Ideas for Business

 Or: A Treatise on Why I Shouldn't Do That

Production Consultancy

Lots of businesses would love to throw events from punching up the annual company retreat to a massive product reveal. These companies often do not have any experience in putting on an event and have no idea where to start or what is in scope for them. I could bring my extensive experience in the world of event production to get companies like the best event for the lowest cost so they don't have to spend exorbitant sums on the major players in the industry.

Or they could just hire TPN and be done with it.

Polling Software

Have you ever just wanted to do some simple little survey to find out something for work or just with your friends? Have you then found that the "simple" thing you want is locked behind a paywall, or just functionally impossible in the software you have? You bounce around looking for another one and another one and eventually you resign yourself to just sending that group text instead. What if there was a software that was full featured, robust, and could be customized to do what you want? What if that software let you do it all, for free! All those simple little things are there and they work the way you want. You don't pay unless you need a truly prodigious number of responses or want the service to keep your data long term.

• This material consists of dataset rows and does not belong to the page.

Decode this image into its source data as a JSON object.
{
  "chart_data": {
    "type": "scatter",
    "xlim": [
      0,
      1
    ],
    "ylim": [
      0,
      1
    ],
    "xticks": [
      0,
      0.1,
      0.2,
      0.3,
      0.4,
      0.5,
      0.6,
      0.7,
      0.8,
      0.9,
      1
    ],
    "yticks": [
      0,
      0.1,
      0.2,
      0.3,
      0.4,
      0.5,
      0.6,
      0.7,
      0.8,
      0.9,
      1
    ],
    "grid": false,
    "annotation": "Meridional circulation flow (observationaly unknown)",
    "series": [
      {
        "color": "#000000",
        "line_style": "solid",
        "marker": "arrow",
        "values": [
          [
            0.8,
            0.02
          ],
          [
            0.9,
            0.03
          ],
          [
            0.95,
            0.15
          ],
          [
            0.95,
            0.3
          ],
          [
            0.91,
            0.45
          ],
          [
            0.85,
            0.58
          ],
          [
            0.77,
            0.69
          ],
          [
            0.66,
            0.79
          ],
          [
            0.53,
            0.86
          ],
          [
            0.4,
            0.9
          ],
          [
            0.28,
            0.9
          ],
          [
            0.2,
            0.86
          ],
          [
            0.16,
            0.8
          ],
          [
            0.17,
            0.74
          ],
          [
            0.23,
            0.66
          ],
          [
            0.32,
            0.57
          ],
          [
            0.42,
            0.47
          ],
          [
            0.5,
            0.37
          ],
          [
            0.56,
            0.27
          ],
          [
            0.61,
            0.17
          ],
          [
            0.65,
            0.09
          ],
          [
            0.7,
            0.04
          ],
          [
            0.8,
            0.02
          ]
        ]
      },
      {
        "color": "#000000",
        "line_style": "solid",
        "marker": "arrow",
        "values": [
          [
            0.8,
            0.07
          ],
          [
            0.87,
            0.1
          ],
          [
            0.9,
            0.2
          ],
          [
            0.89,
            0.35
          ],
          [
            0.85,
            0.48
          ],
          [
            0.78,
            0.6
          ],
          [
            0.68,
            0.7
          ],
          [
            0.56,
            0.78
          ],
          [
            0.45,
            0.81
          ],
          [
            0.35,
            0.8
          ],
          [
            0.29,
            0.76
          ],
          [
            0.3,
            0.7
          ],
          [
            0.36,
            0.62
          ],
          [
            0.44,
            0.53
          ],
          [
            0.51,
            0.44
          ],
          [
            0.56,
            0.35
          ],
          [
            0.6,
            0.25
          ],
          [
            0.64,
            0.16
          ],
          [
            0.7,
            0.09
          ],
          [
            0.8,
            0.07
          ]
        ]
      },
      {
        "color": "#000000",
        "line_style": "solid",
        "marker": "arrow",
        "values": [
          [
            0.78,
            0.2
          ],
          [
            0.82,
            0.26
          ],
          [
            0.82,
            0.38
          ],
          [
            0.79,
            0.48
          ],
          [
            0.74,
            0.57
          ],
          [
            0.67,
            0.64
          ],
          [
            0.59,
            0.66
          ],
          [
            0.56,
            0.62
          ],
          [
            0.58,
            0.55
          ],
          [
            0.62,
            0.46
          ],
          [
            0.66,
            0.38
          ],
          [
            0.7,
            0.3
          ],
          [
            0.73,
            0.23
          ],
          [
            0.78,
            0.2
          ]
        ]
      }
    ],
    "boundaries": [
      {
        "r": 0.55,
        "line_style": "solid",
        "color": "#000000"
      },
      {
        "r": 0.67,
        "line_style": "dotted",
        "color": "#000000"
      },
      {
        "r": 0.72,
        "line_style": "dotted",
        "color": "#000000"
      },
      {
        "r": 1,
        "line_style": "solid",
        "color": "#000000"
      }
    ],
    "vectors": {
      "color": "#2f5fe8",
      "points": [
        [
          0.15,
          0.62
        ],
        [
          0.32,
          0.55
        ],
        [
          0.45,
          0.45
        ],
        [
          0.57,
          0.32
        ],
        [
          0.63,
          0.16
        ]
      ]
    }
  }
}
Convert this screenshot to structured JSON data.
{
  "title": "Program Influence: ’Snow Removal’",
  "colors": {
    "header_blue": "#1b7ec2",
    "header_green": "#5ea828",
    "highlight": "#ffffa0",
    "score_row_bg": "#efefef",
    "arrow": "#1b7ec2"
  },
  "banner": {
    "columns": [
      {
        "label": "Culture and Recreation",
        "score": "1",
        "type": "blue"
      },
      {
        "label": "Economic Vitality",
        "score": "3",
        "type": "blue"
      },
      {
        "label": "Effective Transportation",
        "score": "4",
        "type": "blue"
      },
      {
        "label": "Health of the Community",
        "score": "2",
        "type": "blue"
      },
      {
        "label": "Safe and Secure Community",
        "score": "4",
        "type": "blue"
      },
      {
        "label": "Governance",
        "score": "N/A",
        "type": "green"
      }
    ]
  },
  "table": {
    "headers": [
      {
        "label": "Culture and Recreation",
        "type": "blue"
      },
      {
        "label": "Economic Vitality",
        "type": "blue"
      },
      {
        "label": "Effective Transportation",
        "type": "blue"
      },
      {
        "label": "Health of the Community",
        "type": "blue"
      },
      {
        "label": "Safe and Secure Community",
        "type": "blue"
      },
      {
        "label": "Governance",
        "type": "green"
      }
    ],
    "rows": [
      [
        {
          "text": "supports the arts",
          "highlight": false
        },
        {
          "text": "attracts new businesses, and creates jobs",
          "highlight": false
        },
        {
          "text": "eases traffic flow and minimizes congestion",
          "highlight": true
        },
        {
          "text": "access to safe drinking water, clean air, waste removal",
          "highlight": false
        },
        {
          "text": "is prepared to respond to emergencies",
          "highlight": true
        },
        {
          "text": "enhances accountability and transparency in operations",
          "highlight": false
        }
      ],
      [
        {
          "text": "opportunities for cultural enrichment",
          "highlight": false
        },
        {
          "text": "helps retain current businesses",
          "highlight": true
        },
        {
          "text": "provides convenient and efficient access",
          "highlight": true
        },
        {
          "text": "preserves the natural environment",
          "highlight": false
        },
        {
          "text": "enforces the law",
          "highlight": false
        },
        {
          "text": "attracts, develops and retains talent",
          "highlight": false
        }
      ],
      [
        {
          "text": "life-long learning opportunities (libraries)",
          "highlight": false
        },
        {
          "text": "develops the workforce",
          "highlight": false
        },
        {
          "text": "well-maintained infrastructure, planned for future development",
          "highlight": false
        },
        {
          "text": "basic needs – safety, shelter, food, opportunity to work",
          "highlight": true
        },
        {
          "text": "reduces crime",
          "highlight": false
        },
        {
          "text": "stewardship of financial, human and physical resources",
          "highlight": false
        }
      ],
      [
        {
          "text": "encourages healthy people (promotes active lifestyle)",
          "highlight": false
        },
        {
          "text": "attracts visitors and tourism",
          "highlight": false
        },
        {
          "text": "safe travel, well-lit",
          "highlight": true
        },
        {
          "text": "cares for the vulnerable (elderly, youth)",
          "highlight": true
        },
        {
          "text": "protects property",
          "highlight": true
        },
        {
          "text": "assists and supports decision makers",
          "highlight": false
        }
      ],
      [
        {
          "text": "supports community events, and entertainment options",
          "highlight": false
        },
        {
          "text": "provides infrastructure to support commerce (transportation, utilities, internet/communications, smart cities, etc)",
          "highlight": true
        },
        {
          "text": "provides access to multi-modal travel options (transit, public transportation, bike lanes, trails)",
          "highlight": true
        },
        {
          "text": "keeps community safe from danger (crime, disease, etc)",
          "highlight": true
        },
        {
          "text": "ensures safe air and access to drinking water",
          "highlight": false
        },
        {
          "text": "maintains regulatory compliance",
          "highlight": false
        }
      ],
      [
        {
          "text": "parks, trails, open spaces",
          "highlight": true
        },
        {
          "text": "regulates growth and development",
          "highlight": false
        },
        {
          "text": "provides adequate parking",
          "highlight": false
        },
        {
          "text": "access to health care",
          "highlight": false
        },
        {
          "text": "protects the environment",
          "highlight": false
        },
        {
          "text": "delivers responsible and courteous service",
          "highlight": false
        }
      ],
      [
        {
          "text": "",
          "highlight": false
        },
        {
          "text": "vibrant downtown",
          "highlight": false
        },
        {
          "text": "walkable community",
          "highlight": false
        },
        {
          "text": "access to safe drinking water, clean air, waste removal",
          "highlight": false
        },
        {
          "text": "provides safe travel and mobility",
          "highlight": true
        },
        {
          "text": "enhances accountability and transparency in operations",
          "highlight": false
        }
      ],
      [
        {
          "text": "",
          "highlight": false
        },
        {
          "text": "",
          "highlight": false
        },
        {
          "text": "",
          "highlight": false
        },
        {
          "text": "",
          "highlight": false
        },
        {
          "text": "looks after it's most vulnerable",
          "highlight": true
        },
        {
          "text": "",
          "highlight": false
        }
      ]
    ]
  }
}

This may or may not be particularly profitable and I think will be suited for an open source/private support model like NGINX. Something I'd like to do in the long term but I don't think suited to a first swing.

Theatrical Software Suite

Theatre is a niche industry and so a lot of the software for it has been developed by the people already working in it. These people are not software developers by trade so a common experience in the industry is "I'm using the best possible software for this job. It sucks". There's a wide range of opportunities to corner different slices of the market here with different software. A cue sheeting software, a lighting rig management and tracking system/paperwork generator, a production planner, a full event management system. Maybe even a time clock with adjustable conditions for union rules! By developing all of that under one house we can use modular shared components to minimize development time while expanding on new features across several platforms and target large sectors of the theatrical market. It would be incredibly difficult to just target straight to the regional players and Broadway but there's been a side effect of all this software being one off odd projects for people in the industry: It's all pretty expensive. We could offer a lower cost, subscription based offering that would be more enticing to the college student demographic. There's a lot of students in theatre program across the country being put off by high price tags to underwhelming software; if we can offer a robust but simple to use experience for a lower price point then some well placed marketing and word of mouth may just be enough to break into the market. As students graduate they'll move on to professional jobs in regional and community theatres across the country, where in most or at least many cases they'll have the freedom to continue using the software they've grown comfortable with, and maybe even with an enterprise or professional markup from their student pricing!

I think this is a really solid plan that could actually lead to sizeable income and an ability to expand the software development company beyond the theatrical market in the future, so barring great barriers this may be right where I start.